La fin du spectacle est une fuite en avant. Mon syndrome de la bouteille ouverte a encore sonné. C'est drôle, je n'ai pas ce souci-là avec le chocolat. Incapable de partir, alcoolisé ce qu'il faut pour déchirer le dancefloor, c'est Letartier qui m'oblige à atterrir, bien aidé par deux jeunes femmes plus ou moins dénudées qui proposent une deuxième partie de spectacle. La première s'avance fièrement au devant de la scène improvisée, sort une cigarette, l'allume doucement et commence à se brûler, avec application et en narguant notre silence d'un œil de fierté. Quant à la seconde, dans le même genre, elle sort une lame de rasoir et, par petites touches, se scarifie. Elle propose au public de participer. C'est bien la première fois que je vois une bande de gauchistes les yeux vides, incapables d'un geste. J'ai envie de me lever mais leur « show » fait tellement un bide que j'ai pas longtemps à attendre.

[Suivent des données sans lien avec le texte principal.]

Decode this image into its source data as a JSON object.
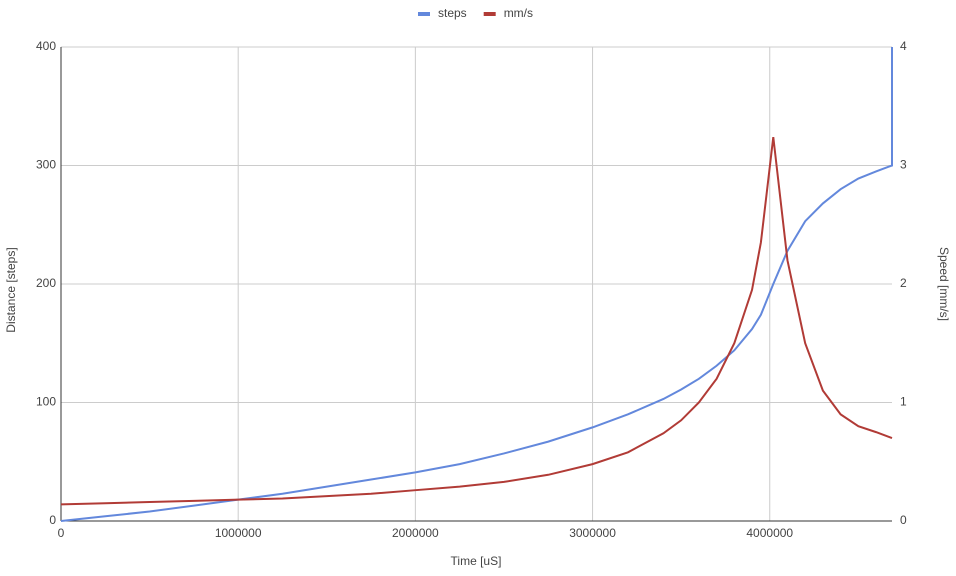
{
  "chart_data": {
    "type": "line",
    "x_label": "Time [uS]",
    "y_label": "Distance [steps]",
    "y2_label": "Speed [mm/s]",
    "x": [
      0,
      250000,
      500000,
      750000,
      1000000,
      1250000,
      1500000,
      1750000,
      2000000,
      2250000,
      2500000,
      2750000,
      3000000,
      3200000,
      3400000,
      3500000,
      3600000,
      3700000,
      3800000,
      3900000,
      3950000,
      4020000,
      4100000,
      4200000,
      4300000,
      4400000,
      4500000,
      4600000,
      4690000,
      4690000
    ],
    "series": [
      {
        "name": "steps",
        "color": "#6388dc",
        "values": [
          0,
          4,
          8,
          13,
          18,
          23,
          29,
          35,
          41,
          48,
          57,
          67,
          79,
          90,
          103,
          111,
          120,
          131,
          144,
          162,
          174,
          200,
          228,
          253,
          268,
          280,
          289,
          295,
          300,
          400
        ]
      },
      {
        "name": "mm/s",
        "color": "#b13b36",
        "axis": "y2",
        "values": [
          0.14,
          0.15,
          0.16,
          0.17,
          0.18,
          0.19,
          0.21,
          0.23,
          0.26,
          0.29,
          0.33,
          0.39,
          0.48,
          0.58,
          0.74,
          0.85,
          1.0,
          1.2,
          1.5,
          1.95,
          2.35,
          3.24,
          2.2,
          1.5,
          1.1,
          0.9,
          0.8,
          0.75,
          0.7,
          null
        ]
      }
    ],
    "xlim": [
      0,
      4690000
    ],
    "xticks": [
      0,
      1000000,
      2000000,
      3000000,
      4000000
    ],
    "ylim": [
      0,
      400
    ],
    "yticks": [
      0,
      100,
      200,
      300,
      400
    ],
    "y2lim": [
      0,
      4
    ],
    "y2ticks": [
      0,
      1,
      2,
      3,
      4
    ],
    "grid": true,
    "legend": "top"
  }
}
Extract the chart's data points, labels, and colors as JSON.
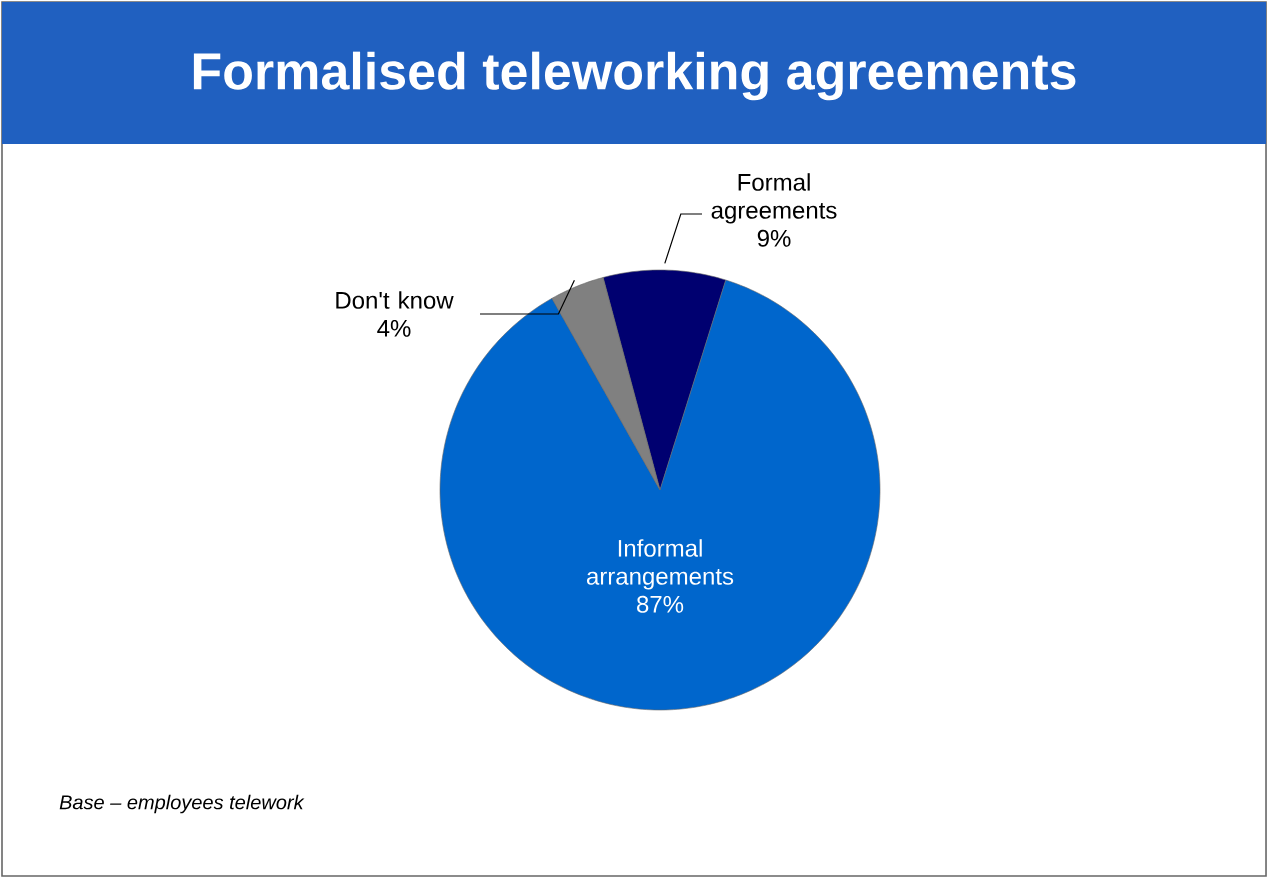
{
  "chart_data": {
    "type": "pie",
    "title": "Formalised teleworking agreements",
    "categories": [
      "Formal agreements",
      "Informal arrangements",
      "Don't know"
    ],
    "values": [
      9,
      87,
      4
    ],
    "colors": [
      "#000070",
      "#0066cc",
      "#808080"
    ],
    "value_labels": [
      "9%",
      "87%",
      "4%"
    ],
    "annotations": [
      "*Base – employees telework*"
    ]
  }
}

Trois heures plus tard, nous voilà, Letartier et moi, dans l'avion du retour. De mon côté, c'est décidé et je le dis : « Mon ami, je vais revenir ici. J'ai un truc à régler avec cette ville. »
Référendum et matraque
Six mois plus tard, en octobre 2017, je suis de retour. De vieux amis m'avaient recontacté à coups de vidéos Whatsapp pour m'informer du référendum du 1er octobre, jugé illégal par Madrid, comme celui de 2014. Je reçois quelques images où la flicaille espagnole se lâche sur les votants. Ces violences policières choquent et la raison est simple : ce ne sont pas des gens aux cheveux hirsutes, ce ne sont pas des gens cagoulés habillés de noir, ce ne sont pas des étrangers ni même des jeunes un poil énervés. Non, les matraques pleuvent sur des gens venus simplement voter. Des vieux et des jeunes. Des femmes et des hommes. Des gens. Chacun ses gilets jaunes.
C'est ce que me dit Andres, que je rencontre lundi 23 octobre : « Sabes, ce qui compose le mouvement autour de l'indépendance est très hétéroclite. Il y a de toutes conditions dans les manifestations. » De mon côté, j'ai envie de comprendre. Cette idée d'indépendance, de quoi est-elle le nom ? Je me méfie du discours nationaliste.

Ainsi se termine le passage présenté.